La questione si complica: pochi, all’ Aragon, vanno d’accordo con i gatti e il campo di ricerca si restringe a cinque o sei individui.
Nicole nel frattempo è tornata con Filippo, che è già rientrato in stanza, e si unisce alla ricerca di Martina.

Passano per il primo corridoio di stanze e si fermano davanti a Vanessa, Aisha o Mela, una bambina grassottella e felice.
“Se no ci sono i bambini.” Dice Martina, come alternativa, facendo loro strada per il giardino, dove Dejan e Artù stanno rincorrendo Riccardo, un altro volontario.

“Sono vivaci, però, anche tanto. Il monolocale si distruggerebbe con uno di loro lì dentro!” aggiunge ridendo Nicole, provocando la risata di tutti.

Poi la donna ci indica. “E loro?”

Oh, signora, noi no. Stringo la mano di Birillo; ci sono, fratellino, non ti preoccupare.

“Loro sono i Birillini.” Inizia Martina. “Uno si fa avvicinare senza problemi, tranquillamente, ma l’ altro…”

Birillo sospira. Mi lascia la mano per andare a sdraiarsi sul letto.

Guardo la signora. Una lacrima le riga il viso, seguita da una seconda e da una terza, sbavandole il trucco.
Non piangere, signora, troverai qualcuno, vedrai.

Allungo una mano verso la porta recintata della mi stanza e sorrido in direzione della donna: va tutto bene, signora, va bene così.

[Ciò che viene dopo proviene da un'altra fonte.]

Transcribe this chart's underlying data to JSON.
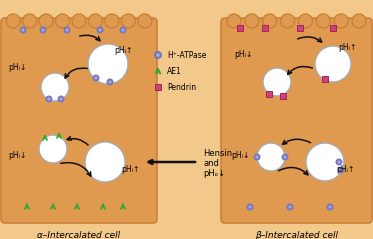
{
  "bg_color": "#f2c98a",
  "cell_fill": "#e09a50",
  "cell_edge": "#c8813a",
  "bump_fill": "#e09a50",
  "vesicle_fill": "#ffffff",
  "vesicle_edge": "#999999",
  "atpase_color": "#7777bb",
  "ae1_color": "#33aa33",
  "pendrin_color": "#cc4477",
  "pendrin_edge": "#aa2255",
  "arrow_color": "#111111",
  "alpha_label": "α–Intercalated cell",
  "beta_label": "β–Intercalated cell",
  "legend_atpase": "H⁺-ATPase",
  "legend_ae1": "AE1",
  "legend_pendrin": "Pendrin",
  "hensin_lines": [
    "Hensin",
    "and",
    "pHₒ↓"
  ],
  "pH_down": "pHᵢ↓",
  "pH_up": "pHᵢ↑"
}
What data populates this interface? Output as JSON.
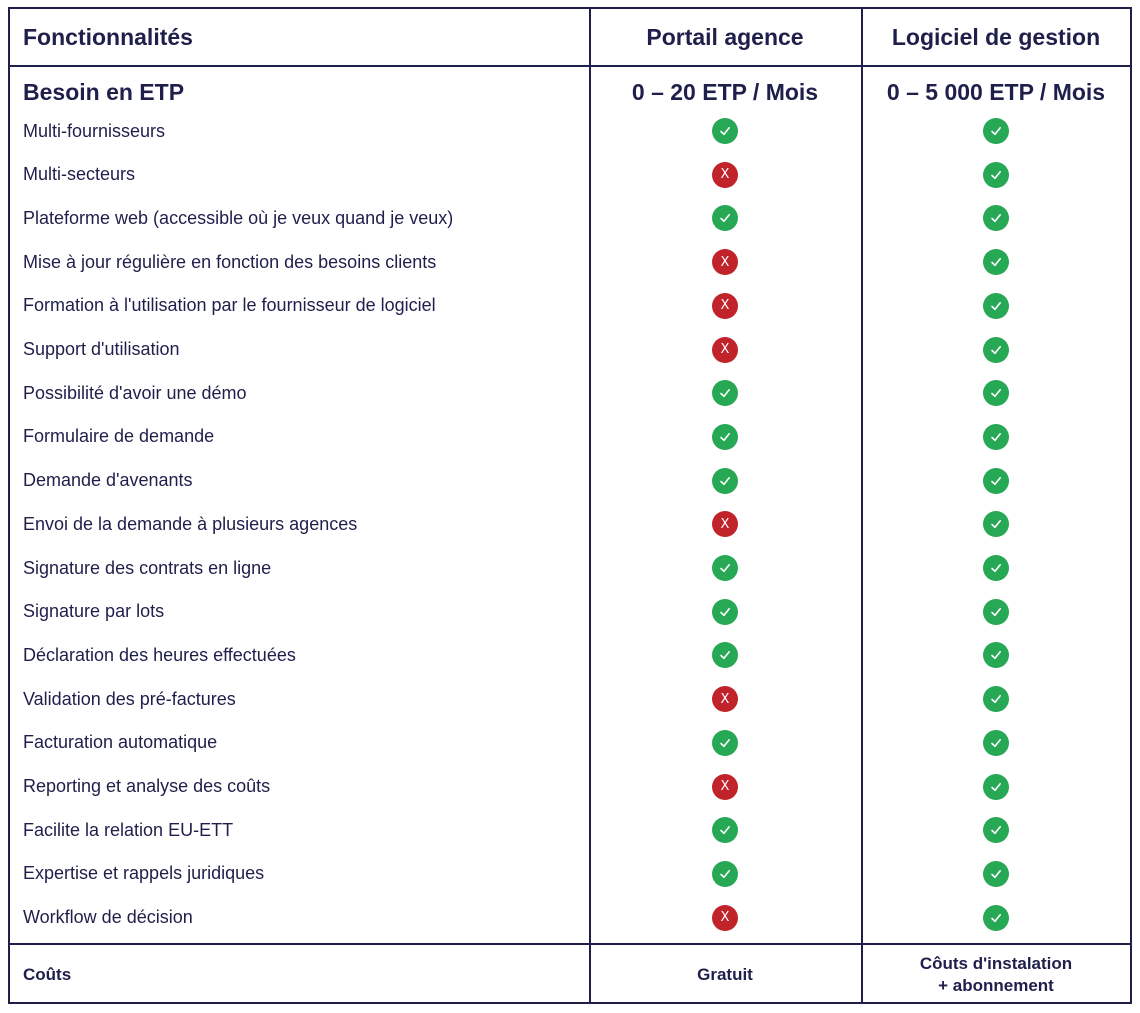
{
  "header": {
    "col1": "Fonctionnalités",
    "col2": "Portail agence",
    "col3": "Logiciel de gestion"
  },
  "etp": {
    "label": "Besoin en ETP",
    "portail": "0 – 20 ETP / Mois",
    "logiciel": "0 – 5 000 ETP / Mois"
  },
  "rows": [
    {
      "label": "Multi-fournisseurs",
      "portail": "yes",
      "logiciel": "yes"
    },
    {
      "label": "Multi-secteurs",
      "portail": "no",
      "logiciel": "yes"
    },
    {
      "label": "Plateforme web (accessible où je veux quand je veux)",
      "portail": "yes",
      "logiciel": "yes"
    },
    {
      "label": "Mise à jour régulière en fonction des besoins clients",
      "portail": "no",
      "logiciel": "yes"
    },
    {
      "label": "Formation à l'utilisation par le fournisseur de logiciel",
      "portail": "no",
      "logiciel": "yes"
    },
    {
      "label": "Support d'utilisation",
      "portail": "no",
      "logiciel": "yes"
    },
    {
      "label": "Possibilité d'avoir une démo",
      "portail": "yes",
      "logiciel": "yes"
    },
    {
      "label": "Formulaire de demande",
      "portail": "yes",
      "logiciel": "yes"
    },
    {
      "label": "Demande d'avenants",
      "portail": "yes",
      "logiciel": "yes"
    },
    {
      "label": "Envoi de la demande à plusieurs agences",
      "portail": "no",
      "logiciel": "yes"
    },
    {
      "label": "Signature des contrats en ligne",
      "portail": "yes",
      "logiciel": "yes"
    },
    {
      "label": "Signature par lots",
      "portail": "yes",
      "logiciel": "yes"
    },
    {
      "label": "Déclaration des heures effectuées",
      "portail": "yes",
      "logiciel": "yes"
    },
    {
      "label": "Validation des pré-factures",
      "portail": "no",
      "logiciel": "yes"
    },
    {
      "label": "Facturation automatique",
      "portail": "yes",
      "logiciel": "yes"
    },
    {
      "label": "Reporting et analyse des coûts",
      "portail": "no",
      "logiciel": "yes"
    },
    {
      "label": "Facilite la relation EU-ETT",
      "portail": "yes",
      "logiciel": "yes"
    },
    {
      "label": "Expertise et rappels juridiques",
      "portail": "yes",
      "logiciel": "yes"
    },
    {
      "label": "Workflow de décision",
      "portail": "no",
      "logiciel": "yes"
    }
  ],
  "footer": {
    "label": "Coûts",
    "portail": "Gratuit",
    "logiciel_line1": "Côuts d'instalation",
    "logiciel_line2": "+ abonnement"
  },
  "icons": {
    "yes": "check-circle-icon",
    "no": "x-circle-icon",
    "no_glyph": "X"
  },
  "colors": {
    "text": "#1e1f4b",
    "border": "#1e1f4b",
    "yes": "#27a855",
    "no": "#c1232a"
  }
}
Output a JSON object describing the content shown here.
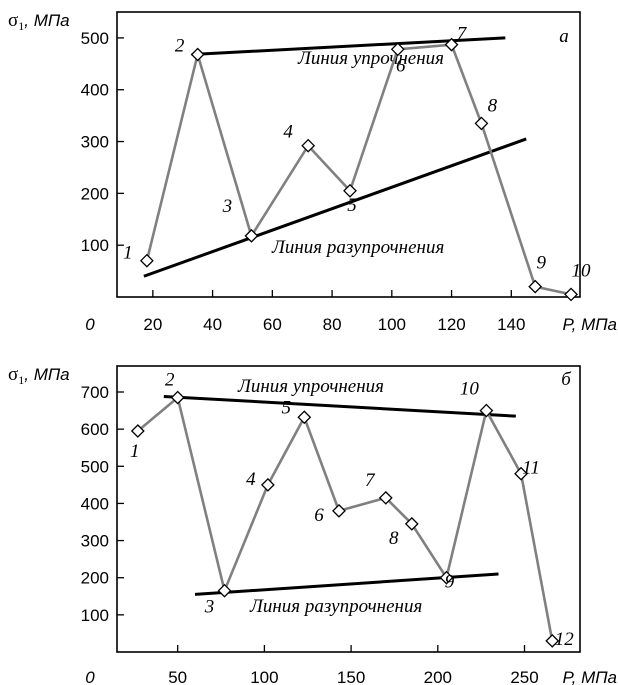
{
  "chart_data": [
    {
      "type": "line",
      "panel_letter": "а",
      "ylabel_symbol": "σ",
      "ylabel_sub": "1",
      "ylabel_unit": ", МПа",
      "xlabel": "P, МПа",
      "origin_label": "0",
      "xlim": [
        8,
        163
      ],
      "ylim": [
        0,
        550
      ],
      "xticks": [
        20,
        40,
        60,
        80,
        100,
        120,
        140
      ],
      "yticks": [
        100,
        200,
        300,
        400,
        500
      ],
      "series": [
        {
          "points": [
            {
              "x": 18,
              "y": 70,
              "label": "1"
            },
            {
              "x": 35,
              "y": 468,
              "label": "2"
            },
            {
              "x": 53,
              "y": 118,
              "label": "3"
            },
            {
              "x": 72,
              "y": 292,
              "label": "4"
            },
            {
              "x": 86,
              "y": 205,
              "label": "5"
            },
            {
              "x": 102,
              "y": 478,
              "label": "6"
            },
            {
              "x": 120,
              "y": 487,
              "label": "7"
            },
            {
              "x": 130,
              "y": 335,
              "label": "8"
            },
            {
              "x": 148,
              "y": 20,
              "label": "9"
            },
            {
              "x": 160,
              "y": 5,
              "label": "10"
            }
          ]
        }
      ],
      "trend_lines": [
        {
          "label": "Линия упрочнения",
          "x1": 33,
          "y1": 468,
          "x2": 138,
          "y2": 500
        },
        {
          "label": "Линия разупрочнения",
          "x1": 17,
          "y1": 40,
          "x2": 145,
          "y2": 305
        }
      ]
    },
    {
      "type": "line",
      "panel_letter": "б",
      "ylabel_symbol": "σ",
      "ylabel_sub": "1",
      "ylabel_unit": ", МПа",
      "xlabel": "P, МПа",
      "origin_label": "0",
      "xlim": [
        15,
        282
      ],
      "ylim": [
        0,
        770
      ],
      "xticks": [
        50,
        100,
        150,
        200,
        250
      ],
      "yticks": [
        100,
        200,
        300,
        400,
        500,
        600,
        700
      ],
      "series": [
        {
          "points": [
            {
              "x": 27,
              "y": 595,
              "label": "1"
            },
            {
              "x": 50,
              "y": 685,
              "label": "2"
            },
            {
              "x": 77,
              "y": 165,
              "label": "3"
            },
            {
              "x": 102,
              "y": 450,
              "label": "4"
            },
            {
              "x": 123,
              "y": 632,
              "label": "5"
            },
            {
              "x": 143,
              "y": 380,
              "label": "6"
            },
            {
              "x": 170,
              "y": 415,
              "label": "7"
            },
            {
              "x": 185,
              "y": 345,
              "label": "8"
            },
            {
              "x": 205,
              "y": 200,
              "label": "9"
            },
            {
              "x": 228,
              "y": 650,
              "label": "10"
            },
            {
              "x": 248,
              "y": 480,
              "label": "11"
            },
            {
              "x": 266,
              "y": 30,
              "label": "12"
            }
          ]
        }
      ],
      "trend_lines": [
        {
          "label": "Линия упрочнения",
          "x1": 42,
          "y1": 688,
          "x2": 245,
          "y2": 635
        },
        {
          "label": "Линия разупрочнения",
          "x1": 60,
          "y1": 155,
          "x2": 235,
          "y2": 210
        }
      ]
    }
  ]
}
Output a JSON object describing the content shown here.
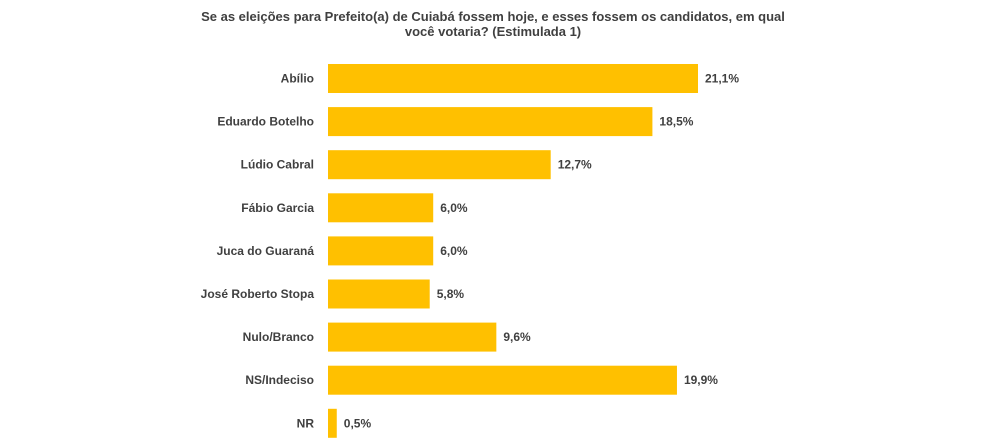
{
  "chart_data": {
    "type": "bar",
    "orientation": "horizontal",
    "title": "Se as eleições para Prefeito(a) de Cuiabá fossem hoje, e esses fossem os candidatos, em qual você votaria? (Estimulada 1)",
    "title_lines": [
      "Se as eleições para Prefeito(a) de Cuiabá fossem hoje, e esses fossem os candidatos, em qual",
      "você votaria? (Estimulada 1)"
    ],
    "categories": [
      "Abílio",
      "Eduardo Botelho",
      "Lúdio Cabral",
      "Fábio Garcia",
      "Juca do Guaraná",
      "José Roberto Stopa",
      "Nulo/Branco",
      "NS/Indeciso",
      "NR"
    ],
    "values": [
      21.1,
      18.5,
      12.7,
      6.0,
      6.0,
      5.8,
      9.6,
      19.9,
      0.5
    ],
    "value_labels": [
      "21,1%",
      "18,5%",
      "12,7%",
      "6,0%",
      "6,0%",
      "5,8%",
      "9,6%",
      "19,9%",
      "0,5%"
    ],
    "xlim": [
      0,
      21.1
    ],
    "grid": false,
    "legend": "none",
    "bar_color": "#FFC000"
  }
}
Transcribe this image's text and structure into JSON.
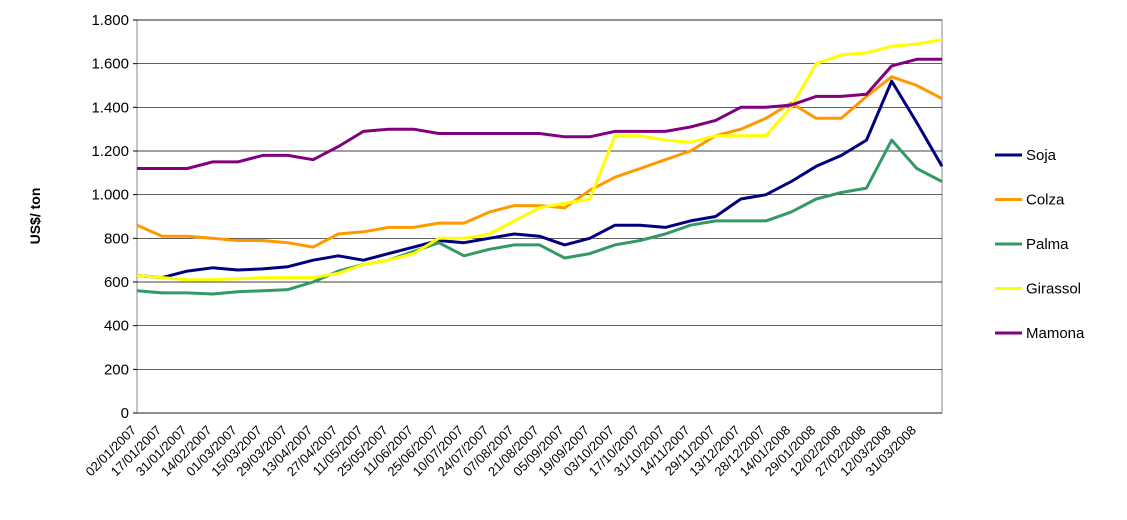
{
  "chart_data": {
    "type": "line",
    "y_label": "US$/ ton",
    "categories": [
      "02/01/2007",
      "17/01/2007",
      "31/01/2007",
      "14/02/2007",
      "01/03/2007",
      "15/03/2007",
      "29/03/2007",
      "13/04/2007",
      "27/04/2007",
      "11/05/2007",
      "25/05/2007",
      "11/06/2007",
      "25/06/2007",
      "10/07/2007",
      "24/07/2007",
      "07/08/2007",
      "21/08/2007",
      "05/09/2007",
      "19/09/2007",
      "03/10/2007",
      "17/10/2007",
      "31/10/2007",
      "14/11/2007",
      "29/11/2007",
      "13/12/2007",
      "28/12/2007",
      "14/01/2008",
      "29/01/2008",
      "12/02/2008",
      "27/02/2008",
      "12/03/2008",
      "31/03/2008",
      null
    ],
    "series": [
      {
        "name": "Soja",
        "color": "#000080",
        "values": [
          630,
          620,
          650,
          665,
          655,
          660,
          670,
          700,
          720,
          700,
          730,
          760,
          790,
          780,
          800,
          820,
          810,
          770,
          800,
          860,
          860,
          850,
          880,
          900,
          980,
          1000,
          1060,
          1130,
          1180,
          1250,
          1520,
          1330,
          1130
        ]
      },
      {
        "name": "Colza",
        "color": "#ff9900",
        "values": [
          860,
          810,
          810,
          800,
          790,
          790,
          780,
          760,
          820,
          830,
          850,
          850,
          870,
          870,
          920,
          950,
          950,
          940,
          1020,
          1080,
          1120,
          1160,
          1200,
          1270,
          1300,
          1350,
          1420,
          1350,
          1350,
          1450,
          1540,
          1500,
          1440
        ]
      },
      {
        "name": "Palma",
        "color": "#339966",
        "values": [
          560,
          550,
          550,
          545,
          555,
          560,
          565,
          600,
          650,
          680,
          700,
          740,
          780,
          720,
          750,
          770,
          770,
          710,
          730,
          770,
          790,
          820,
          860,
          880,
          880,
          880,
          920,
          980,
          1010,
          1030,
          1250,
          1120,
          1060
        ]
      },
      {
        "name": "Girassol",
        "color": "#ffff00",
        "values": [
          630,
          620,
          610,
          610,
          615,
          620,
          620,
          620,
          640,
          680,
          700,
          730,
          800,
          800,
          820,
          880,
          940,
          960,
          980,
          1270,
          1270,
          1250,
          1240,
          1270,
          1270,
          1270,
          1400,
          1600,
          1640,
          1650,
          1680,
          1690,
          1710
        ]
      },
      {
        "name": "Mamona",
        "color": "#800080",
        "values": [
          1120,
          1120,
          1120,
          1150,
          1150,
          1180,
          1180,
          1160,
          1220,
          1290,
          1300,
          1300,
          1280,
          1280,
          1280,
          1280,
          1280,
          1265,
          1265,
          1290,
          1290,
          1290,
          1310,
          1340,
          1400,
          1400,
          1410,
          1450,
          1450,
          1460,
          1590,
          1620,
          1620
        ]
      }
    ],
    "ylim": [
      0,
      1800
    ],
    "yticks": [
      0,
      200,
      400,
      600,
      800,
      {
        "value": 1000,
        "label": "1.000"
      },
      {
        "value": 1200,
        "label": "1.200"
      },
      {
        "value": 1400,
        "label": "1.400"
      },
      {
        "value": 1600,
        "label": "1.600"
      },
      {
        "value": 1800,
        "label": "1.800"
      }
    ],
    "grid": true,
    "legend": "right"
  }
}
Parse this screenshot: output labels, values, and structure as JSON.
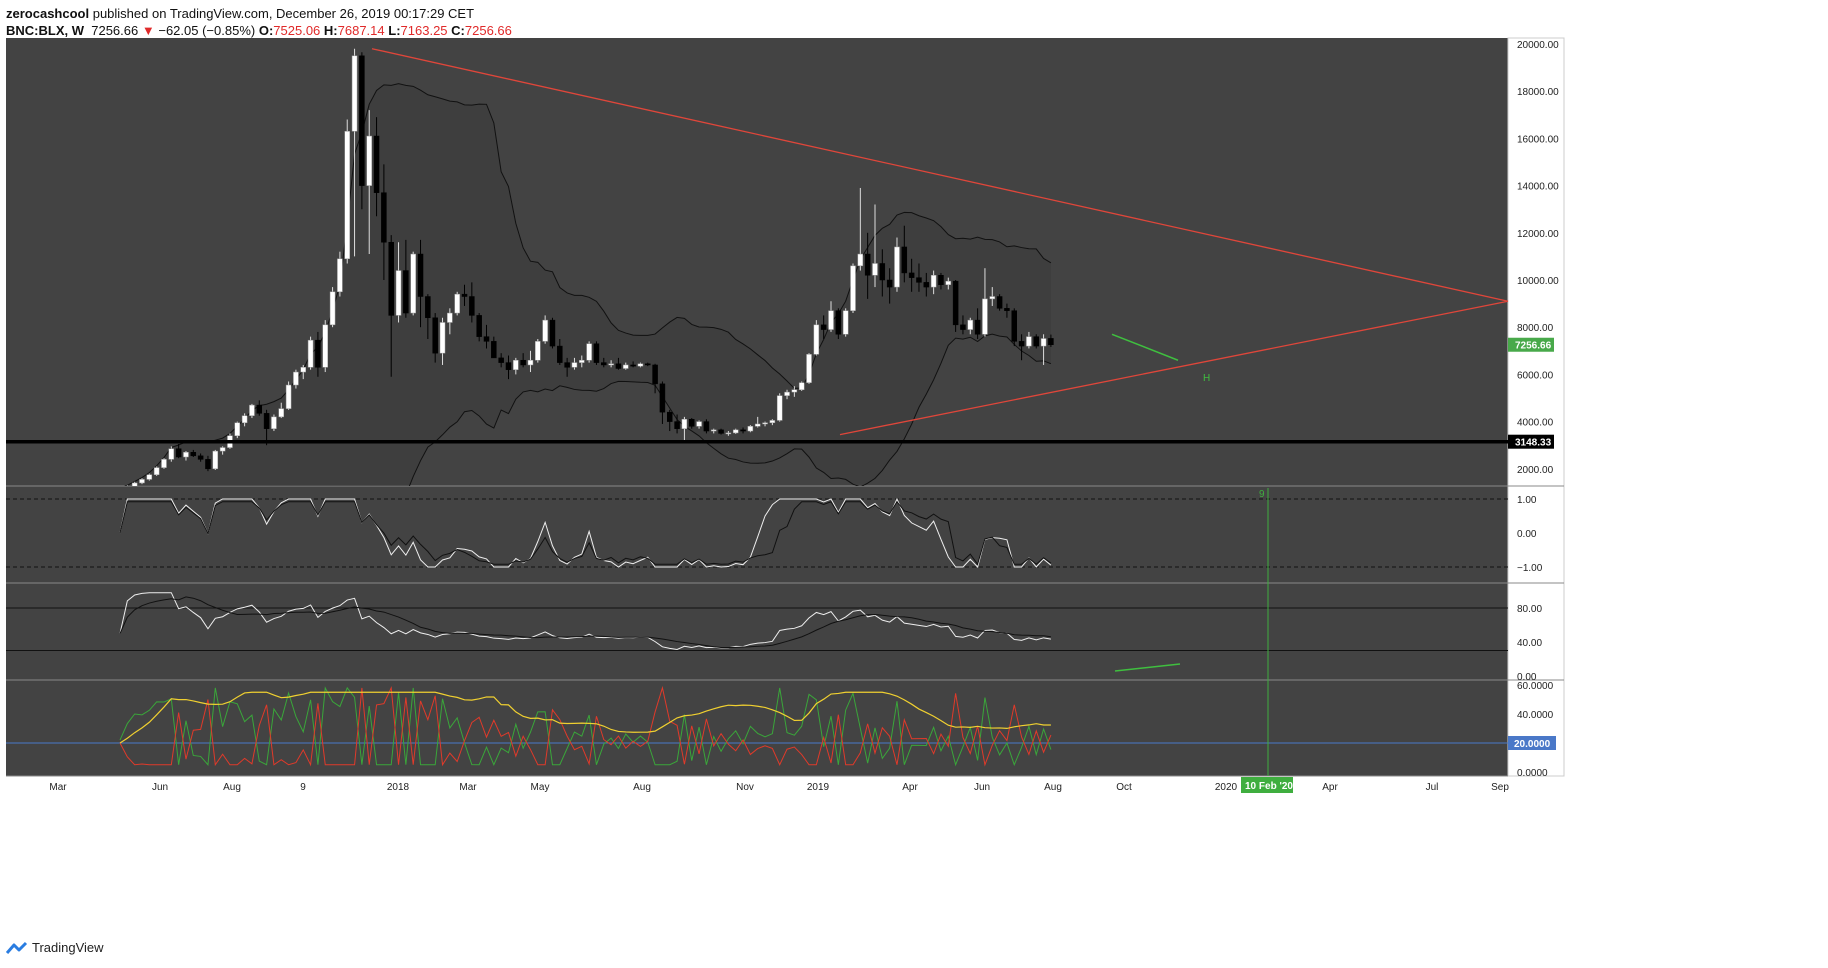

Si gira di scatto, passandosi una mano sul viso e levandosi le lacrime dalle guance. Dice di voler passare anche al rifugio municipale e se ne va con la promessa di dare notizie a Lorenza.
 
Il resto della giornata scorre tranquillo: nessuno più visita il rifugio e il giardino continua a riempirsi di volti diversi.
Nicole è la prima ad andarsene. Si guarda attorno, saluta tutti e poi se ne va.

Martina e Lorenza lavorano sodo per pulire tutte le stanze entro la fine del turno, ma presto anche Martina se ne va e Lorenza rimane da sola con ancora cinque stanze da finire.
Ci mette poco: una spazzata , una sciacquata e poi dà da mangiare a tutti.

Anche per oggi ha finito.
Si guarda intorno, assicurandosi che tutto sia in ordine, poi abbraccia con lo sguardo tutti noi: “Non disperate,” sembra dirci. “Domani è un altro giorno.” E io ci credo.
 
Siamo soli, adesso. Ognuno conta sul proprio compagno di stanza per sopravvivere.
Klimt e Gemma sono i primi ad addormentarsi, coperti dal caldo del loro letto.
Lentamente, tutto il rifugio si fa più tranquillo, fino a quando anche i bambini si addormentano.
Guardo Birillo, stretto a me nel mio letto, gli occhi chiusi e un’ espressione serena sul volto.
 
Io ci credo: domani è un altro giorno.